Here’s some reading for your weekend:

A team of German archeologists (one of whom was apparently Jewish) found the Star of meme-did-roll-eyes-out-loudDavid carved on a Roman temple in Egypt (twice!) and an Egyptian official accused them of it carving it themselves.

Is Ted Cruz a Dominionist or not? asks Warren Throckmorton

John Fea says Yes

Robert Gagnon and Edith Humphrey say No

Accordance has a killer sale on the Hermeneia Commentaries as well as on the Orthodox Study Bible Notes and some classic commentaries by Eadie, Godet, Hort, Lightfoot and Westcott.

If you’re thinking “Orthodox Study Bible?” Let Joel Watts clue you in. He  knows the importance of “big-O” Orthodoxy.

On a more serious note:

Spiritual Attack or Mental Illness? over at Anglican Pastor

Since I’m a priest, people will tell me of a loved one, friend, or acquaintance that is behaving dangerously, strangely, or self-destructively. They wonder if this is a spiritual problem or a mental health problem.

Why do we so quickly think in such binary ways? After all, we believe that Jesus was God and Man. We believe that he had two natures in one person. We don’t have to choose whether he was Man or God, he was fully both.

So when you, or a friend or loved one, experience depression, or panic attacks, or delusional thinking, or any other experience of mental disorder do not try to choose between a spiritual attack or a mental one. You don’t need to!

The New United States: A “Christian Nation”? by Thomas Kidd over at The Anxious Bench. I usually say, “No,” but as Kidd notes in answer to this question, “Then and now, it depends a lot on your perspective.

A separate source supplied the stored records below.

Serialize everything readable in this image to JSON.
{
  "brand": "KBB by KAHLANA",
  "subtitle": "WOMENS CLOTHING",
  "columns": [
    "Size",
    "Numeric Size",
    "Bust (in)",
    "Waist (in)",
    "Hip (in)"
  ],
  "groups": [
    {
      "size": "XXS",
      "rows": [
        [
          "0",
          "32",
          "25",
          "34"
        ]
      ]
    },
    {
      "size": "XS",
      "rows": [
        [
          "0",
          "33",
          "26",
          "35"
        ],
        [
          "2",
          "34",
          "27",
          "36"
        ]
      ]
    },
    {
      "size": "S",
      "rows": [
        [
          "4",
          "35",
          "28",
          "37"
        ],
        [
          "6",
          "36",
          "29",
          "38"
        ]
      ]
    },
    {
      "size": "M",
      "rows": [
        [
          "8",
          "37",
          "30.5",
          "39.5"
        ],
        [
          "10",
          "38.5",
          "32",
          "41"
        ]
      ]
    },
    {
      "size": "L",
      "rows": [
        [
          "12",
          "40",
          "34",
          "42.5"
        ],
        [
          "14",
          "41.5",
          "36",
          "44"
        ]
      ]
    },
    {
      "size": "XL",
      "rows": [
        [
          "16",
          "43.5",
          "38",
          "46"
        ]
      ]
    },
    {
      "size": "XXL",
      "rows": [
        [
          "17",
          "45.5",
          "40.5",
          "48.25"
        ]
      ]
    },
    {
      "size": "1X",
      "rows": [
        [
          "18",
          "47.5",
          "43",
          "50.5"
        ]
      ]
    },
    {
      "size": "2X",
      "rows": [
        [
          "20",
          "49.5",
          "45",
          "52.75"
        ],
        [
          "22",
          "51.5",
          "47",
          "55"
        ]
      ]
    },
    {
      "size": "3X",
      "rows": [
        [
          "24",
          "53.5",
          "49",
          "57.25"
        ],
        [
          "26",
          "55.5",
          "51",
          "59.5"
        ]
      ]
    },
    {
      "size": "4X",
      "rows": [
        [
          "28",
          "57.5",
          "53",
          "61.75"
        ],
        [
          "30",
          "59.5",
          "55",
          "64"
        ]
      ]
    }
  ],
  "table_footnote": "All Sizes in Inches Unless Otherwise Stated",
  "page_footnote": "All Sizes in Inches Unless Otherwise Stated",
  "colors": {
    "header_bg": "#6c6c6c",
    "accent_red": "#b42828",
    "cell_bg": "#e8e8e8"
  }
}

The Gospel of Mark and the Sense of an Ending over at Living Wittily

This post raises an interesting point:

“The idea that our earliest Gospel should finish on a note of fear and silence is a scandal to any Christian reader who knows the other four canonical Gospels […] How does the Gospel spread if people ar stunned into silence by fears that make them run away? Mark is like one of those films that leaves you hanging, wondering what happens next, aware of unresolved tensions, frustrated by unanswered questions, and feeling let down by a story that had all the makings of an artistic triumph.”

The post goes on the explain how the “To be continued…” nature of this ending is not the scandal it seems to be at first glance.

And finally, since I’m originally a Florida boy, I had to share this:

Hunters kill 15-foot, 800-pound alligator believed to have attacked cattle. Be glad you weren’t swimming in that pond.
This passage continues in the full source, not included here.